Seven cities were the home of the contributors of Where Angels Fear to Tread over the last five years. The founders earned two professional degrees. One confronted and overcame the rigors of professional licensure. The other began a program for a more advanced degree. Careers began. Countless changes in appearance and lifestyle passed. They made a home. The constant across life’s turbulence was Where Angels Fear to Tread, Cornell hockey, and you.
Our contributors still will attend games. Their number likely will be fewer now. Lake Placid remains a family destination in foreseeable perpetuity. It is a magical place. The writers’s passion for Cornell hockey if anything has grown since the launch of Where Angels Fear to Tread. They can experience games now without a smartphone’s assistance. You will see us at the rink.
This writer paid homage to a style now past in this piece’s opening. The words of the great laureate Marshall Mathers reflect what the persona of Where Angels Fear to Tread may say under these circumstances. This contributor shares now true sentiments. He humbly expresses gratitude. This entire experience was our privilege.

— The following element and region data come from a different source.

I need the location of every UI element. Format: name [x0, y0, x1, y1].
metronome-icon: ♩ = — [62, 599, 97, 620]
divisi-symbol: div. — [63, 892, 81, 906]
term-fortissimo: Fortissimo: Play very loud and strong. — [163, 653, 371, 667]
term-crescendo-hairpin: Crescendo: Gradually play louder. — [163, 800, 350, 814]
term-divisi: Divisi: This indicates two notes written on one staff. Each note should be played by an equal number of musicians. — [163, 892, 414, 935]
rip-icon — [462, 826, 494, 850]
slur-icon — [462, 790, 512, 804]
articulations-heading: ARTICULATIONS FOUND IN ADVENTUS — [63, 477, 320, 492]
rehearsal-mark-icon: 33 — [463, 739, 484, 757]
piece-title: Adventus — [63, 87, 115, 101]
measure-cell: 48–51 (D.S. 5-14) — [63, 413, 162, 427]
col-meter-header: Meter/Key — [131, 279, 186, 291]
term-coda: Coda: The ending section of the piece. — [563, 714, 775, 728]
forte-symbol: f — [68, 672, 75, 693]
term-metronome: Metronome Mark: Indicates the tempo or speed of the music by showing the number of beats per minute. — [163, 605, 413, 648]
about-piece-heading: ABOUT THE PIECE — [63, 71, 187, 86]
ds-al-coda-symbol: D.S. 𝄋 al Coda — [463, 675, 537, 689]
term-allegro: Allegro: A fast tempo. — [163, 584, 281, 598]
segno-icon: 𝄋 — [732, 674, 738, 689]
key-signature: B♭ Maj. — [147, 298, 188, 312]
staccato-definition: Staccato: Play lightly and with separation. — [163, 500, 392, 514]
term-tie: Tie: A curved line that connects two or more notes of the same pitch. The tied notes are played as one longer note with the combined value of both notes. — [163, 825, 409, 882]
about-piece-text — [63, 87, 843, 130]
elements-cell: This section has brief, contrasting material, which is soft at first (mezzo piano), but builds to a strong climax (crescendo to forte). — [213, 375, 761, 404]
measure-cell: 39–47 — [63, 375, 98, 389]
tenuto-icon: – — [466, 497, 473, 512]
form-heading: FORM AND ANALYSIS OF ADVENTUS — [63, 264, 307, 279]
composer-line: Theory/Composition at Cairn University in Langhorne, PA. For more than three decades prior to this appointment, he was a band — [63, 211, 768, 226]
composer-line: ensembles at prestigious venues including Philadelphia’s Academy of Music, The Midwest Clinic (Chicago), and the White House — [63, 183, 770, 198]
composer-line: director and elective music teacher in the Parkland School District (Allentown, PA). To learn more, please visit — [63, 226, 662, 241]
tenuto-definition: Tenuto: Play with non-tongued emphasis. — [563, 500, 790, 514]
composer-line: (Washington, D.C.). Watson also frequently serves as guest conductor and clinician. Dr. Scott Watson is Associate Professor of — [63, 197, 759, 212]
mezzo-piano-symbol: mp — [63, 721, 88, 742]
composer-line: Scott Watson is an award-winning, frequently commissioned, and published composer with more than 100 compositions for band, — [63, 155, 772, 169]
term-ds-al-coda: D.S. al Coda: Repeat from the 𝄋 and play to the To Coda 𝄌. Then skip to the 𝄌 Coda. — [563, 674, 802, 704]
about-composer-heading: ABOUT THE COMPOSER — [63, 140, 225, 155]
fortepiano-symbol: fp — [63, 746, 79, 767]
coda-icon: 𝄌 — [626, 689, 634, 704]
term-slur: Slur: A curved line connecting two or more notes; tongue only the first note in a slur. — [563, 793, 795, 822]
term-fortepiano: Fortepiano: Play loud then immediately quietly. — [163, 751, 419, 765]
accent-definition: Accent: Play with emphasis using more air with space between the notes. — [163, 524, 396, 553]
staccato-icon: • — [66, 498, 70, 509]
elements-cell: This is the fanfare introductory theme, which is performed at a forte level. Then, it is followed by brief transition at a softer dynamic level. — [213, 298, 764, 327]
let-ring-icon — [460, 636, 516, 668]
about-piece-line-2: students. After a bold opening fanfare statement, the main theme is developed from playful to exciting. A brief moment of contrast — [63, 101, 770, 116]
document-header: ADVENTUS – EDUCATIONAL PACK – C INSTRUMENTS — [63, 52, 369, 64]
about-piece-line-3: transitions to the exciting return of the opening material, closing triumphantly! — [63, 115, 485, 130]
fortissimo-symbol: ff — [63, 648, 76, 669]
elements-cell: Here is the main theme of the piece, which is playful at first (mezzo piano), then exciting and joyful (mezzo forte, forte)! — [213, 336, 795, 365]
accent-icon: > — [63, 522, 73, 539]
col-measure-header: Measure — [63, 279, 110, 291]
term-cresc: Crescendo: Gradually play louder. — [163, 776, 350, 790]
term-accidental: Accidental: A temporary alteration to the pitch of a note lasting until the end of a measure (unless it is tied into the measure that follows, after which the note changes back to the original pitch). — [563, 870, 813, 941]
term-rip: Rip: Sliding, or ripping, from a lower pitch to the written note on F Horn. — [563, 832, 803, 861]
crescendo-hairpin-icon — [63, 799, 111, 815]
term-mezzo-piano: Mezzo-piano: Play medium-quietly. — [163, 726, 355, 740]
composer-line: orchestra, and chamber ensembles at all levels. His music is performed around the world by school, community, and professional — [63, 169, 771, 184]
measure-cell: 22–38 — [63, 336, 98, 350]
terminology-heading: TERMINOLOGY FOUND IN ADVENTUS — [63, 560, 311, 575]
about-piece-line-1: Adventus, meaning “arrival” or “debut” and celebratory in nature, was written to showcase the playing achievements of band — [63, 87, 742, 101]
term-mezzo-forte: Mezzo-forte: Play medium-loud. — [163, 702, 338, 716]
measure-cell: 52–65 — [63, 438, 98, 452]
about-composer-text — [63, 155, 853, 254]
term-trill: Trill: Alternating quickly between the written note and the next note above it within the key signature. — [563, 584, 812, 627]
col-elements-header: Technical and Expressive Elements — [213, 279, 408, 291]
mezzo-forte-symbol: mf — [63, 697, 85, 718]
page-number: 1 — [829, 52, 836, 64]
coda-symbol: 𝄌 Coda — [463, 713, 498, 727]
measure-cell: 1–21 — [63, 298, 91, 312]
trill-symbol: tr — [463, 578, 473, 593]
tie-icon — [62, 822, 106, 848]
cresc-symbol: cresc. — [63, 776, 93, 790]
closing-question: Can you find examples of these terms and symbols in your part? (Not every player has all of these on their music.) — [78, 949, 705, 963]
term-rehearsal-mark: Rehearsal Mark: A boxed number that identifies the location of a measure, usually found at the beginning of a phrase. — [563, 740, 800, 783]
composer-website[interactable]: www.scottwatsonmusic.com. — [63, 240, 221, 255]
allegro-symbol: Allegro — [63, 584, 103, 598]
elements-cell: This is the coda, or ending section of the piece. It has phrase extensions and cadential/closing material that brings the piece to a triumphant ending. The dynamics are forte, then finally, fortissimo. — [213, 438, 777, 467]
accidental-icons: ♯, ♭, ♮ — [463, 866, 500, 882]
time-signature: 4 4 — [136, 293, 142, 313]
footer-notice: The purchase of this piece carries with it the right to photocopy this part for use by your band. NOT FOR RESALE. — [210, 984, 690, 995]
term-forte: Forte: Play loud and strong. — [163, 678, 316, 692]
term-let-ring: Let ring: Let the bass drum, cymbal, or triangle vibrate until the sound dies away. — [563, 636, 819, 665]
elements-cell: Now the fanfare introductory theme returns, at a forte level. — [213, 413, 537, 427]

The reimagining of Without a Peer last season and the more recent departure of Ken Schott from the fold certainly dwarf any emptiness felt in college hockey or ECAC Hockey with the absence of Where Angels Fear to Tread. This writer must thank you nonetheless. Thank you for allowing us the fleeting illusion that we truly mattered to the best conference, greatest program, exemplar players, and most zealous fans in college hockey. We never will forget it.